Collect the string from the key-in in VBA like this …

Dim args As String
args = KeyinArguments
Debug.Print "Key-in suffix '" & args & "'"

In the Fence Tools utility KeyinArguments conveys a view number. The view number is used when the tool creates a fence. KeyinArguments provides a string, so we must convert it to a number, and check that it represents a valid view index …

Dim args As String
args = KeyinArguments
If IsNumeric (args) Then
  Dim n As Long
  n = CLng(args)
  Debug.Print "Key-in view number " & cstr(n)
  If n > 0 And n <= 8 Then
    ' View number is valid
  End If
End If

Fence Tools

The VBA Fence Tools project implements the create-fence-from-shape-element idiom. When you run the macro, it determines if a selection set is active, and if so whether it contains a single closed element. Then it creates a fence using the selected shape and the view number passed in the key-in.

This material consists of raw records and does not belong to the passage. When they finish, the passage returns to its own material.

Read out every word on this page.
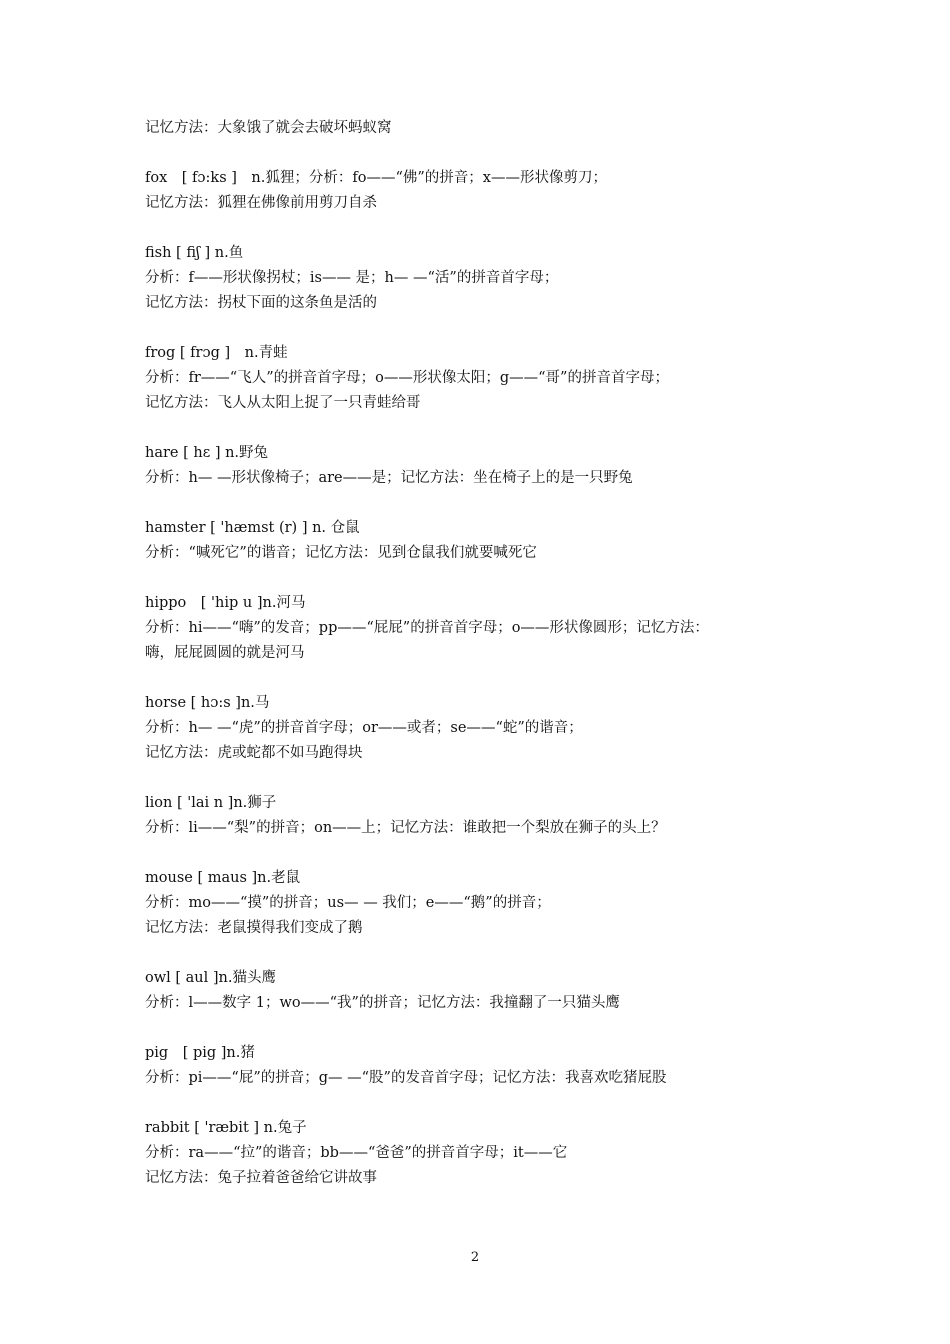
记忆方法：大象饿了就会去破坏蚂蚁窝
fox　[ fɔ:ks ]　n.狐狸；分析：fo——“佛”的拼音；x——形状像剪刀；
记忆方法：狐狸在佛像前用剪刀自杀
fish [ fiʃ ] n.鱼
分析：f——形状像拐杖；is—— 是；h— —“活”的拼音首字母；
记忆方法：拐杖下面的这条鱼是活的
frog [ frɔg ]　n.青蛙
分析：fr——“飞人”的拼音首字母；o——形状像太阳；g——“哥”的拼音首字母；
记忆方法：飞人从太阳上捉了一只青蛙给哥
hare [ hɛ ] n.野兔
分析：h— —形状像椅子；are——是；记忆方法：坐在椅子上的是一只野兔
hamster [ 'hæmst (r) ] n. 仓鼠
分析：“喊死它”的谐音；记忆方法：见到仓鼠我们就要喊死它
hippo　[ 'hip u ]n.河马
分析：hi——“嗨”的发音；pp——“屁屁”的拼音首字母；o——形状像圆形；记忆方法：
嗨，屁屁圆圆的就是河马
horse [ hɔ:s ]n.马
分析：h— —“虎”的拼音首字母；or——或者；se——“蛇”的谐音；
记忆方法：虎或蛇都不如马跑得块
lion [ 'lai n ]n.狮子
分析：li——“梨”的拼音；on——上；记忆方法：谁敢把一个梨放在狮子的头上？
mouse [ maus ]n.老鼠
分析：mo——“摸”的拼音；us— — 我们；e——“鹅”的拼音；
记忆方法：老鼠摸得我们变成了鹅
owl [ aul ]n.猫头鹰
分析：l——数字 1；wo——“我”的拼音；记忆方法：我撞翻了一只猫头鹰
pig　[ pig ]n.猪
分析：pi——“屁”的拼音；g— —“股”的发音首字母；记忆方法：我喜欢吃猪屁股
rabbit [ 'ræbit ] n.兔子
分析：ra——“拉”的谐音；bb——“爸爸”的拼音首字母；it——它
记忆方法：兔子拉着爸爸给它讲故事
2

Here's the key-in to run Fence Tools. In this example we're specifying view index 2 to create the fence in MicroStation view 2 …

vba run [FenceTools]modMain.Main 2
Download

How to Obtain Fence Tools

The complete code is provided in the FenceTools MVBA project, supplied in a ZIP archive. Unpack the ZIP archive to your ..\Organization\Standards\macros folder, where MicroStation can find it.